Je propose dans mon livre une autre voie. L’IA ne doit pas être réduite à la fascination technologique. Elle doit être pensée comme un dispositif sociotechnique intégré à nos systèmes économiques, éducatifs, culturels. C’est par l’humain, pour l’humain, que cette transformation doit être menée. Le Maroc, comme d’autres pays, ne doit pas se contenter d’importer des solutions séduisantes mais opaques. Il doit construire ses propres modèles, fondés sur ses réalités, ses langues, ses besoins.

Le véritable enjeu aujourd’hui n’est pas de savoir si ChatGPT est intelligent ou non – il ne l’est pas – mais de comprendre comment il reconfigure notre rapport à la connaissance, à l’autorité, à la parole. En ce sens, l’IA générative devient un objet éducatif majeur. Ce n’est pas un outil neutre ; c’est un actant, pour reprendre le terme de la sociologie des sciences. Il agit sur nos comportements, nos apprentissages, notre manière même de poser les questions.

Dans ce contexte, il est urgent de former les jeunes – au Maroc comme ailleurs – non pas à consommer l’IA, mais à la penser. À la déconstruire. À l’interroger. L’école ne peut plus ignorer ces mutations. L’enjeu est de bâtir une culture algorithmique, de donner les clés pour naviguer dans un monde saturé d’automatismes déguisés en assistance.

C’est pourquoi je plaide dans mon ouvrage pour une politique éducative de l’intelligence artificielle fondée sur quatre piliers : L’apprentissage du code et des fondements de l’informatique, dès le secondaire ; L’introduction d’une éthique critique du numérique, intégrant les enjeux de biais, d’exclusion, de dépendance ; La souveraineté linguistique et culturelle, en favorisant des IA qui comprennent et intègrent nos langues et nos contextes ; La pédagogie systémique, pour relier l’IA aux transformations économiques, sociales et symboliques qu’elle entraîne.

Les nations africaines doivent aujourd’hui se méfier d’un piège double : celui de l’émerveillement technologique et celui de la dépendance infrastructurelle. Ce n’est pas parce qu’un outil porte le label « intelligence artificielle » qu’il est porteur d’intelligence sociale, économique ou stratégique.

Comme je l’écris dans plusieurs chapitres de L’intelligence artificielle au Maroc ?, l’IA ne se résume pas à une solution technique importée ; elle doit être pensée comme un projet collectif, inscrit dans une vision souveraine et systémique du développement.

Nous avons besoin d’infrastructures locales, de bases de données enracinées, de politiques publiques exigeantes. L’IA n’est pas un produit, c’est un processus. Et comme tout processus, il engage une vision du monde.

Je salue ici la lucidité du professeur Rachid Guerraoui.
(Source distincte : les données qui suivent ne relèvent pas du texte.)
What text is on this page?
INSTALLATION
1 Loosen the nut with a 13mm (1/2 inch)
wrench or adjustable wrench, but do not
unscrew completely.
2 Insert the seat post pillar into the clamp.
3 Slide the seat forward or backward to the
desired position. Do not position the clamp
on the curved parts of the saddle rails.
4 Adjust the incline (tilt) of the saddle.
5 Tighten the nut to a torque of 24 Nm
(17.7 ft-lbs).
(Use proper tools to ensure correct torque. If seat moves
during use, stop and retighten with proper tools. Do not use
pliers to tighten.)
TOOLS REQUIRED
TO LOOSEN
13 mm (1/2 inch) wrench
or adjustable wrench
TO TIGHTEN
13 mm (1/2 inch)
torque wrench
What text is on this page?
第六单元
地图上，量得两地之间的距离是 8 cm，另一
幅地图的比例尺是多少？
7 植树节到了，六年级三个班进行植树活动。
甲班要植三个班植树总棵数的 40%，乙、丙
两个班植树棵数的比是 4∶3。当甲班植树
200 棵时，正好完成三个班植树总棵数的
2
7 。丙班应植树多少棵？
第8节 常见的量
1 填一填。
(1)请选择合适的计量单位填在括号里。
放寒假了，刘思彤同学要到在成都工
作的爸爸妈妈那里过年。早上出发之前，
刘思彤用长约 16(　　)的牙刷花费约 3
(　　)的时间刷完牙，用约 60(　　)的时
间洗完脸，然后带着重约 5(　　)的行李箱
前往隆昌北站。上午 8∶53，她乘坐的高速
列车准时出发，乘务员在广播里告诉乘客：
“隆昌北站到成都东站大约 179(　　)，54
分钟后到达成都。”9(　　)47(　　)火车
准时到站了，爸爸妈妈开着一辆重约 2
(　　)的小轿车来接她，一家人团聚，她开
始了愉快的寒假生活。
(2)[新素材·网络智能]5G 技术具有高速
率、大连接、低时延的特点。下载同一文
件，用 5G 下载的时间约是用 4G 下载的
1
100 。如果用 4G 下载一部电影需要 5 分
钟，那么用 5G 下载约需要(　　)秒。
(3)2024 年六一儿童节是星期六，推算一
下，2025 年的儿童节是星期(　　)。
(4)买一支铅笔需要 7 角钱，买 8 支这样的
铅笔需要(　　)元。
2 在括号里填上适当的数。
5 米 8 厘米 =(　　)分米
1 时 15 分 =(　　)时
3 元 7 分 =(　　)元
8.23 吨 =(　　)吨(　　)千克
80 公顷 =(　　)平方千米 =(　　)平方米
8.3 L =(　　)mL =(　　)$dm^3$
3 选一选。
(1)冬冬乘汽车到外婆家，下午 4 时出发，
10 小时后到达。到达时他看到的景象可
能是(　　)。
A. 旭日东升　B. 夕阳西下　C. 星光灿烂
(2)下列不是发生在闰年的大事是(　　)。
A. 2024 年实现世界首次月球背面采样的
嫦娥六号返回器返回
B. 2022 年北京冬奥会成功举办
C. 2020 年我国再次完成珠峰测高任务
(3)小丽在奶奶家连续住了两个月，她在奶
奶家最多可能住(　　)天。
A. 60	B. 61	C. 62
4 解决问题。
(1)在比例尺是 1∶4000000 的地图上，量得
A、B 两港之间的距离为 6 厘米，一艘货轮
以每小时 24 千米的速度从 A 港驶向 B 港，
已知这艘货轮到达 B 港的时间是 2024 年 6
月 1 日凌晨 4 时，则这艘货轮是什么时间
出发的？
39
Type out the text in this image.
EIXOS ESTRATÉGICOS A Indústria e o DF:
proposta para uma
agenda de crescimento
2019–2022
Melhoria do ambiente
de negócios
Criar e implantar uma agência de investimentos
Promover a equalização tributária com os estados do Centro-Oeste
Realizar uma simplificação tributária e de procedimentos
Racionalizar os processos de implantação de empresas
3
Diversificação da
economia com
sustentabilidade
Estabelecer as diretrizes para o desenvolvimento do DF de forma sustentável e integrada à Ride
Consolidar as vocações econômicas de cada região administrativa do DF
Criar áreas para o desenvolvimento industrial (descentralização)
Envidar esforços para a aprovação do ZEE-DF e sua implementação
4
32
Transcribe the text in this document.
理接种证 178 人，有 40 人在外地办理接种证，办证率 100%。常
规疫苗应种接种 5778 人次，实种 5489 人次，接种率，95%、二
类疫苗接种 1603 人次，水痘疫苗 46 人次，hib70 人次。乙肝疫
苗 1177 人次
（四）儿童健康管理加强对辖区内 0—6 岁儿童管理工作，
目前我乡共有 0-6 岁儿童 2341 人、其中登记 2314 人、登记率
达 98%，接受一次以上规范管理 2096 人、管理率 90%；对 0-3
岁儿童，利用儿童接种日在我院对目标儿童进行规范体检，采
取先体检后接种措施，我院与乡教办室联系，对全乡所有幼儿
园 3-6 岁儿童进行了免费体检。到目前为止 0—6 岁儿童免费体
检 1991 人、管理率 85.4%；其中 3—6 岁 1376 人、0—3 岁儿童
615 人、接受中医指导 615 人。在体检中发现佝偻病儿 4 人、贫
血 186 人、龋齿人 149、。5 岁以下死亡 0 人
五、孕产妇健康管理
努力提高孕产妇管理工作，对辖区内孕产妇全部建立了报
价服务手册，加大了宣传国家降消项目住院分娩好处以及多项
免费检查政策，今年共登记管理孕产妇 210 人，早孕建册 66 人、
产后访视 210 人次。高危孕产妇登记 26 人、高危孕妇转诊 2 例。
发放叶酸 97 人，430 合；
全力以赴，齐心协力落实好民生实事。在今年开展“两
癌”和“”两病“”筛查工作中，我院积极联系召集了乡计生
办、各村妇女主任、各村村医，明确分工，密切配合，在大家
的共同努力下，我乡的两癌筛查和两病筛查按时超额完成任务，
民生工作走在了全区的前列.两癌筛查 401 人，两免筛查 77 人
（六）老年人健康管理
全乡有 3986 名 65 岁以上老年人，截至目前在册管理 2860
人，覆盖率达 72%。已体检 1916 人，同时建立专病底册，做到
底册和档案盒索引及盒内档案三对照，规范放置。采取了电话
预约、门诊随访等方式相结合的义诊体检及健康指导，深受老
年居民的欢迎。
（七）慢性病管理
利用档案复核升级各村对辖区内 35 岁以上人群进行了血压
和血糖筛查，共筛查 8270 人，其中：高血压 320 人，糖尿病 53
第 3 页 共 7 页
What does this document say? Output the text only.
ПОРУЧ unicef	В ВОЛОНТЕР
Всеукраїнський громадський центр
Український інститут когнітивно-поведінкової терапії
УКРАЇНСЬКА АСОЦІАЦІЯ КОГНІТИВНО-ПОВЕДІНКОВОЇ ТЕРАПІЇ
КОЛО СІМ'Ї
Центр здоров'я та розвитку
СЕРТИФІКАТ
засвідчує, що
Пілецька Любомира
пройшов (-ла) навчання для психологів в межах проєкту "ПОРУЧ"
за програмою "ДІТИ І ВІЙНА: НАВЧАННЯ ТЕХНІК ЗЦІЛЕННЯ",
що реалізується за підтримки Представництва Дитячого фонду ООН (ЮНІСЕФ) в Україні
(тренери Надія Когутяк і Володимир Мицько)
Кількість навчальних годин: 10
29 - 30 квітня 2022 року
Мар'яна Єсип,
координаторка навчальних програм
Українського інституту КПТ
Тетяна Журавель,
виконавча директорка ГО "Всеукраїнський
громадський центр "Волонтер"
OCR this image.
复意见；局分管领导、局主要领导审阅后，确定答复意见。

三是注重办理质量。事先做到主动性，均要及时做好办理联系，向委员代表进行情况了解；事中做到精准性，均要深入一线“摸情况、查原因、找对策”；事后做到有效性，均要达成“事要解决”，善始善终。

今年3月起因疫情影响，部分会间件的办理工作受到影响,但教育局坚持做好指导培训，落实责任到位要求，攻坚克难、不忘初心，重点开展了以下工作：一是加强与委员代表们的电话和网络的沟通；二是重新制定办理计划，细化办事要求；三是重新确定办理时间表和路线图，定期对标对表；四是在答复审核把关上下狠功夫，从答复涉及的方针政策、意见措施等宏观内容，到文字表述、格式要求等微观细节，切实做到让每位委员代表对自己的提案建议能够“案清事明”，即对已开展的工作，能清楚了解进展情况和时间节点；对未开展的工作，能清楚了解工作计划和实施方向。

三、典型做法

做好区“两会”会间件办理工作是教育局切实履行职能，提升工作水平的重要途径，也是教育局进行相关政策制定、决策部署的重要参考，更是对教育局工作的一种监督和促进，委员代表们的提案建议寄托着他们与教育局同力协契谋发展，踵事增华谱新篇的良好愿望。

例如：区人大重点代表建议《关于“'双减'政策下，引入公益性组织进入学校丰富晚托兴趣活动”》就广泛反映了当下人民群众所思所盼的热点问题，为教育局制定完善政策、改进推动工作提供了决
Sa mise en garde sur le caractère banalisé de ChatGPT est salutaire. Mais j’invite à aller plus loin encore : à sortir de l’enchantement, non seulement en réévaluant ce que nous appelons intelligence, mais en réhabilitant le rôle central du citoyen, du chercheur, de l’enseignant dans la gouvernance de ces technologies.

Car au fond, la seule véritable intelligence que nous puissions revendiquer collectivement, c’est celle qui s’interroge, doute, construit et relie.